Magneto-elastic induced vibronic bound state in the spin ice pyrochlore Ho$_2$Ti$_2$O$_7$

TL;DR

This study uncovers a vibronic bound state in Ho$_2$Ti$_2$O$_7$ caused by magneto-elastic coupling, revealing a new interaction affecting its crystal field excitations and extending to related compounds.

Contribution

It introduces the discovery of a vibronic bound state in Ho$_2$Ti$_2$O$_7$ due to magneto-elastic coupling, with a detailed microscopic Hamiltonian modeling this effect.

Findings

Identification of a 3 meV splitting in the crystal field doublet

Observation of similar effects in Ho$_2$Ge$_2$O$_7$ and Ho$_2$Sn$_2$O$_7$

Development of a quantitative model for magneto-elastic coupling

Abstract

The single ion physics of Ho$_2$Ti$_2$O$_7$ is well-understood to produce strong Ising anisotropy, which is an essential ingredient to its low-temperature spin ice state.
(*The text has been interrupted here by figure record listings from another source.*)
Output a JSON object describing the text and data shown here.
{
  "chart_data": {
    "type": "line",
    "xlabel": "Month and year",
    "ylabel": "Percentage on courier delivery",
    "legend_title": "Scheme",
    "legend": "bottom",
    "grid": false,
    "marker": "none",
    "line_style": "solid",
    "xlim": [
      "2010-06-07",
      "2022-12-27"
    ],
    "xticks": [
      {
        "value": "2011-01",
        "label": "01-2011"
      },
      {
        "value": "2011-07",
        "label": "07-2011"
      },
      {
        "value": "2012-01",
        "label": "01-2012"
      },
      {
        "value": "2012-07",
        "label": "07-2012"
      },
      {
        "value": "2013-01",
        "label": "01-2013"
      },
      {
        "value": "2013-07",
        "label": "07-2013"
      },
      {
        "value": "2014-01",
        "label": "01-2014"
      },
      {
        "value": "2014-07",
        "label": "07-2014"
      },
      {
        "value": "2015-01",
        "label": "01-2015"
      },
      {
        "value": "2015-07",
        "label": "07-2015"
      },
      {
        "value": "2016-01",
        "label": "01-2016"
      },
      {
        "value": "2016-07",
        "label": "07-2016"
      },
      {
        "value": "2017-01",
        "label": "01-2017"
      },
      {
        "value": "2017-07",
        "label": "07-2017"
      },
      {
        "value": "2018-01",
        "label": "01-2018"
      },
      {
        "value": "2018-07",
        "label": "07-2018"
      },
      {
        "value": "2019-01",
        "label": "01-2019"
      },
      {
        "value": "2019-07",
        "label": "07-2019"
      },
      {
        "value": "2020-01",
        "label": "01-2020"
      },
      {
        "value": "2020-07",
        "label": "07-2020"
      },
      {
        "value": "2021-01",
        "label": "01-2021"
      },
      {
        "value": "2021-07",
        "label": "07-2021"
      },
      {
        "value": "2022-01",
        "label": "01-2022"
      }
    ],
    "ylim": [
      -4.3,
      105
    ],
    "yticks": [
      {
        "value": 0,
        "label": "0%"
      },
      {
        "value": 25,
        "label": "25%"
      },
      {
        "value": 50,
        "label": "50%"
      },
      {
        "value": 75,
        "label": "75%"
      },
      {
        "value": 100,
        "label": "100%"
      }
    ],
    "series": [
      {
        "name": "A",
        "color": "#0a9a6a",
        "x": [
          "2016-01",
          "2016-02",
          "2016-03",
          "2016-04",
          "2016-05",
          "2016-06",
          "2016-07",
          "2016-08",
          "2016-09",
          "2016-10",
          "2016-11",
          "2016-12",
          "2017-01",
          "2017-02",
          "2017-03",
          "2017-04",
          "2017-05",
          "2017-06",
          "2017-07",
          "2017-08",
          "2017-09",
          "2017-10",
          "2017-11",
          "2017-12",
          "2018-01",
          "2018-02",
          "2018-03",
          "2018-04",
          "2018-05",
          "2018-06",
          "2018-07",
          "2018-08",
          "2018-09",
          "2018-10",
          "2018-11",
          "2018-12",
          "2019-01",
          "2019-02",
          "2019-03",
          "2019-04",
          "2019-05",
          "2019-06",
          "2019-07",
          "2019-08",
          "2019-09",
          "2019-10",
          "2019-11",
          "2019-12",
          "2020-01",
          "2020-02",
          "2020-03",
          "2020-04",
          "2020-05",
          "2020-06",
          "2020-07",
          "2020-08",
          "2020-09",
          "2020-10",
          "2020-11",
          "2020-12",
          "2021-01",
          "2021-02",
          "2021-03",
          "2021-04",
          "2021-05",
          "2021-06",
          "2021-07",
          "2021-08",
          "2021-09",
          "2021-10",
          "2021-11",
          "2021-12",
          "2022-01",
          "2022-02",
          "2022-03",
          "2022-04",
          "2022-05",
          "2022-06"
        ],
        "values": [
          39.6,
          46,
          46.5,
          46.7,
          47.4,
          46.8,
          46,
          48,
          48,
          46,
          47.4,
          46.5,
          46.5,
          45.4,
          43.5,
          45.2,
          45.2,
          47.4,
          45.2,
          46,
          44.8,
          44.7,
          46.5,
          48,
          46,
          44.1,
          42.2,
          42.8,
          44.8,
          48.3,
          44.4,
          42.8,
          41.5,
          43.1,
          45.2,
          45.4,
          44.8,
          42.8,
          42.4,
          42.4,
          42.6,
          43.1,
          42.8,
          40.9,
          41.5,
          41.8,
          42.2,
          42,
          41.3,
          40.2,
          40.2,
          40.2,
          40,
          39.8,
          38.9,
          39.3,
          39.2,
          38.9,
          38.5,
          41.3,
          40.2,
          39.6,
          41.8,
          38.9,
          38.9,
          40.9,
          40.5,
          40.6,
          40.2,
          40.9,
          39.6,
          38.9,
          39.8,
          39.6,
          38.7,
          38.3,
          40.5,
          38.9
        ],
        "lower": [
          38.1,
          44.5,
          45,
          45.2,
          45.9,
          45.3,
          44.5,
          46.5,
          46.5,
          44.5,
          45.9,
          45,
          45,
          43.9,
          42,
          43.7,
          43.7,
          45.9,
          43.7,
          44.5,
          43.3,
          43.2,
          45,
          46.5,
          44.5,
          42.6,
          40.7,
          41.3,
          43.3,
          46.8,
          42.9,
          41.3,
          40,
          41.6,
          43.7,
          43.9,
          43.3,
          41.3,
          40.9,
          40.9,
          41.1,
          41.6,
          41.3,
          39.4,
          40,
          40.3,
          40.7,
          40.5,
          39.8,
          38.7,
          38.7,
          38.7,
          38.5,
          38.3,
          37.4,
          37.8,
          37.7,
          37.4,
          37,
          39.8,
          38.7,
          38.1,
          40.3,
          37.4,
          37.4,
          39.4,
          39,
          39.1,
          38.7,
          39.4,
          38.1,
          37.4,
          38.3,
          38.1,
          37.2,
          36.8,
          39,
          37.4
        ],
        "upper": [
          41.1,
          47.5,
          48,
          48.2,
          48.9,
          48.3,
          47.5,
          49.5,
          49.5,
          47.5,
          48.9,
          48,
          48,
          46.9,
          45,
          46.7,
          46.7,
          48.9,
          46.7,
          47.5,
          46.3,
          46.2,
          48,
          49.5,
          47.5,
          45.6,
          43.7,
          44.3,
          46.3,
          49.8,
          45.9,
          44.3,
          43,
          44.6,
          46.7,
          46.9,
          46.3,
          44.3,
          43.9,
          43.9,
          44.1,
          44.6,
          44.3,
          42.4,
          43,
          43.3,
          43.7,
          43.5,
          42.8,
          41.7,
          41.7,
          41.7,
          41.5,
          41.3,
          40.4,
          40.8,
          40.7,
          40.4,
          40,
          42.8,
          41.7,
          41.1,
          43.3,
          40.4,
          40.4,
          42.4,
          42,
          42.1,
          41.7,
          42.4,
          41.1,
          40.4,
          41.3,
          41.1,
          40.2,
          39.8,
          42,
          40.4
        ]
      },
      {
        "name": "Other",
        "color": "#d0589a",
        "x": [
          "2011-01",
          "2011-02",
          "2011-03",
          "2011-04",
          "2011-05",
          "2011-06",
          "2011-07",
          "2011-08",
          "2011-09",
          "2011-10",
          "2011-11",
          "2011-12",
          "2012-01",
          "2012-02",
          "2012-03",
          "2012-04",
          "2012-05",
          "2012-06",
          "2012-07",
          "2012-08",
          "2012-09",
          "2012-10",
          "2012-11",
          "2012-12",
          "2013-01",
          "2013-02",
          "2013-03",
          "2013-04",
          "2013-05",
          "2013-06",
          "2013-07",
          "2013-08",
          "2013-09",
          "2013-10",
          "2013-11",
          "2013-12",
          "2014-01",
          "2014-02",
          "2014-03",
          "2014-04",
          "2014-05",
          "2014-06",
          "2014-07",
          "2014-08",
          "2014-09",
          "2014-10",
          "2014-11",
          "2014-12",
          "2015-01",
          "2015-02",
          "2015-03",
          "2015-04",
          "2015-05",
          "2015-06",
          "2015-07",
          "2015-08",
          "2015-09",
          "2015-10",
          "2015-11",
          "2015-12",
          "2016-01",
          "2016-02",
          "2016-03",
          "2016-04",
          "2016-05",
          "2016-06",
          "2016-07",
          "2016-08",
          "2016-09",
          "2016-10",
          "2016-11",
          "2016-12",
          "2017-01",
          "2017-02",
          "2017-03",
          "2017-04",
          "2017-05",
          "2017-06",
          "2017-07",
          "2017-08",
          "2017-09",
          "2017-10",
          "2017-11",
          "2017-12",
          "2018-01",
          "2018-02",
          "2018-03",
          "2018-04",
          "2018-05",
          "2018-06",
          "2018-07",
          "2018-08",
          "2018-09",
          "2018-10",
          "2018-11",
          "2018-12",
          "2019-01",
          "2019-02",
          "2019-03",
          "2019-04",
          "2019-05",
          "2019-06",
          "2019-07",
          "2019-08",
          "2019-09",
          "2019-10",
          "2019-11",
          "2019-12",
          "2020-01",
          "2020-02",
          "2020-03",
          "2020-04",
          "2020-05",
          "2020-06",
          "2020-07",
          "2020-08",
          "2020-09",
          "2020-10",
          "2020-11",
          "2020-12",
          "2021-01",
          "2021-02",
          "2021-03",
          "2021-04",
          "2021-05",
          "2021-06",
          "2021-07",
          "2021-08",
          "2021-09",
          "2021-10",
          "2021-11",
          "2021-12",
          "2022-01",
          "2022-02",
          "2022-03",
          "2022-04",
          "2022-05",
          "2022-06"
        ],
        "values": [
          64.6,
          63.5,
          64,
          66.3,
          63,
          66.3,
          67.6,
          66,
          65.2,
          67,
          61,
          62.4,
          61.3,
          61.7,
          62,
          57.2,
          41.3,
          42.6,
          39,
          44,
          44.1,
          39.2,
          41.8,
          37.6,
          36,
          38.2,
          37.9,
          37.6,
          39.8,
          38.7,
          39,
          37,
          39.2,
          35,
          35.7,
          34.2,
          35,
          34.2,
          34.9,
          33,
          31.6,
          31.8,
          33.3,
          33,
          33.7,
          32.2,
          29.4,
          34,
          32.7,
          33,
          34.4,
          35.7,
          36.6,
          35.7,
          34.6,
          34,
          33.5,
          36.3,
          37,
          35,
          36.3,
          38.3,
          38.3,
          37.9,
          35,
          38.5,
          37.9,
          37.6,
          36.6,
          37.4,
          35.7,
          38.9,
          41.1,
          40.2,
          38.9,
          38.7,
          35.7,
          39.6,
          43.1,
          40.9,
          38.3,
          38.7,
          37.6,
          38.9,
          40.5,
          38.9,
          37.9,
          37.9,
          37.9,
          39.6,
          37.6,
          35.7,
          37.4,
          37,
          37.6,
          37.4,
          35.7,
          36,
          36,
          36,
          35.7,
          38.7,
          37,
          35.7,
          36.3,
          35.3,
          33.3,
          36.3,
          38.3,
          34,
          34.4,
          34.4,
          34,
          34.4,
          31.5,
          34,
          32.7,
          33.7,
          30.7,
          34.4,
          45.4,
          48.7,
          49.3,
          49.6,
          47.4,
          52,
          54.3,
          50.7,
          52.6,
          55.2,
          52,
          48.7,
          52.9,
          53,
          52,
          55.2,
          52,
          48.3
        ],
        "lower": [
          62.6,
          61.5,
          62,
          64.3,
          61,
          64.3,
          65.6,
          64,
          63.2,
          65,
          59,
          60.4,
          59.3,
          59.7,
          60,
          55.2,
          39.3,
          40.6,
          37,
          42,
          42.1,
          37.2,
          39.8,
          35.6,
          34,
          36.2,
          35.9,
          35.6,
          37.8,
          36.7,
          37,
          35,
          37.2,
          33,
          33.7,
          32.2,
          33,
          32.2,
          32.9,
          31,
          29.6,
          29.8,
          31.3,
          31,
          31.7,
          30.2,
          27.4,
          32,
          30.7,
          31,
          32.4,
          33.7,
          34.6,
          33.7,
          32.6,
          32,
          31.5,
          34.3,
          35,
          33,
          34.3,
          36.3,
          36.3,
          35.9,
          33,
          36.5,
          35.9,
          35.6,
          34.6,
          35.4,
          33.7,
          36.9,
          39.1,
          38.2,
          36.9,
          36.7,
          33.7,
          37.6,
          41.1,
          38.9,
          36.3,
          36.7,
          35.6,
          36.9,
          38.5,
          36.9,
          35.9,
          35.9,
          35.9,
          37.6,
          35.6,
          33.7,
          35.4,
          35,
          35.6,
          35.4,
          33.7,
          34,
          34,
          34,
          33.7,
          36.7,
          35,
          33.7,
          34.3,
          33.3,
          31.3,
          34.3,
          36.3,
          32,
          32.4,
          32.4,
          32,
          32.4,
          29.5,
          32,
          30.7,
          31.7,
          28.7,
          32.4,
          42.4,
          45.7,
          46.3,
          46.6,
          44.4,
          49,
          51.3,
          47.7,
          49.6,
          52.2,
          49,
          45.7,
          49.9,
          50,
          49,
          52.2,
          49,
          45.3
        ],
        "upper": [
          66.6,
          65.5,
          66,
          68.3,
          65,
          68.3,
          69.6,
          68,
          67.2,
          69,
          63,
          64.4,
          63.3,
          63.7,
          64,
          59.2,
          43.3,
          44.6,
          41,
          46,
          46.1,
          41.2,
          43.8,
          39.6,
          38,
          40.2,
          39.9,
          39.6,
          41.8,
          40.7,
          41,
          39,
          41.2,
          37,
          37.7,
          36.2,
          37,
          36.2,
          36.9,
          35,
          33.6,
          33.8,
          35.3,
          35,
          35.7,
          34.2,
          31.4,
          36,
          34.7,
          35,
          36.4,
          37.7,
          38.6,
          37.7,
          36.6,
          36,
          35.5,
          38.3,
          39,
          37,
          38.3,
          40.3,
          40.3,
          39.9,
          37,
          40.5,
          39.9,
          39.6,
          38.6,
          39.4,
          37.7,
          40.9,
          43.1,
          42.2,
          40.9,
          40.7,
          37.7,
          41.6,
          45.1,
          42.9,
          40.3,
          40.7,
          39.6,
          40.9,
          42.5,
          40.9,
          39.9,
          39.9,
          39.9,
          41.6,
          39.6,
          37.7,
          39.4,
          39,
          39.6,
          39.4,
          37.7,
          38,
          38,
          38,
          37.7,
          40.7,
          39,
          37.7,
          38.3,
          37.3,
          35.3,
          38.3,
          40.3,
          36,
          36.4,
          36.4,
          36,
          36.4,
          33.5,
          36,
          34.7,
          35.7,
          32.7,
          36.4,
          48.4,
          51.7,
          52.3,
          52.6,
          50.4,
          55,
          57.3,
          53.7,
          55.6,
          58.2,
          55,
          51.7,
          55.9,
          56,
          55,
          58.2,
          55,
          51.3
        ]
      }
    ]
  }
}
We present inelastic neutron scattering measurements on Ho$_2$Ti$_2$O$_7$ that reveal a clear inconsistency with its established single ion Hamiltonian. Specifically, we show that a crystal field doublet near 60~meV is split by approximately 3~meV. Furthermore, this crystal field splitting is not isolated to Ho$_2$Ti$_2$O$_7$ but can also be found in its chemical pressure analogs, Ho$_2$Ge$_2$O$_7$ and Ho$_2$Sn$_2$O$_7$. We demonstrate that the origin of this effect is a vibronic bound state, resulting from the entanglement of a phonon and crystal field excitation. We derive the microscopic Hamiltonian that describes the magneto-elastic coupling and provides a quantitative description of the inelastic neutron spectra.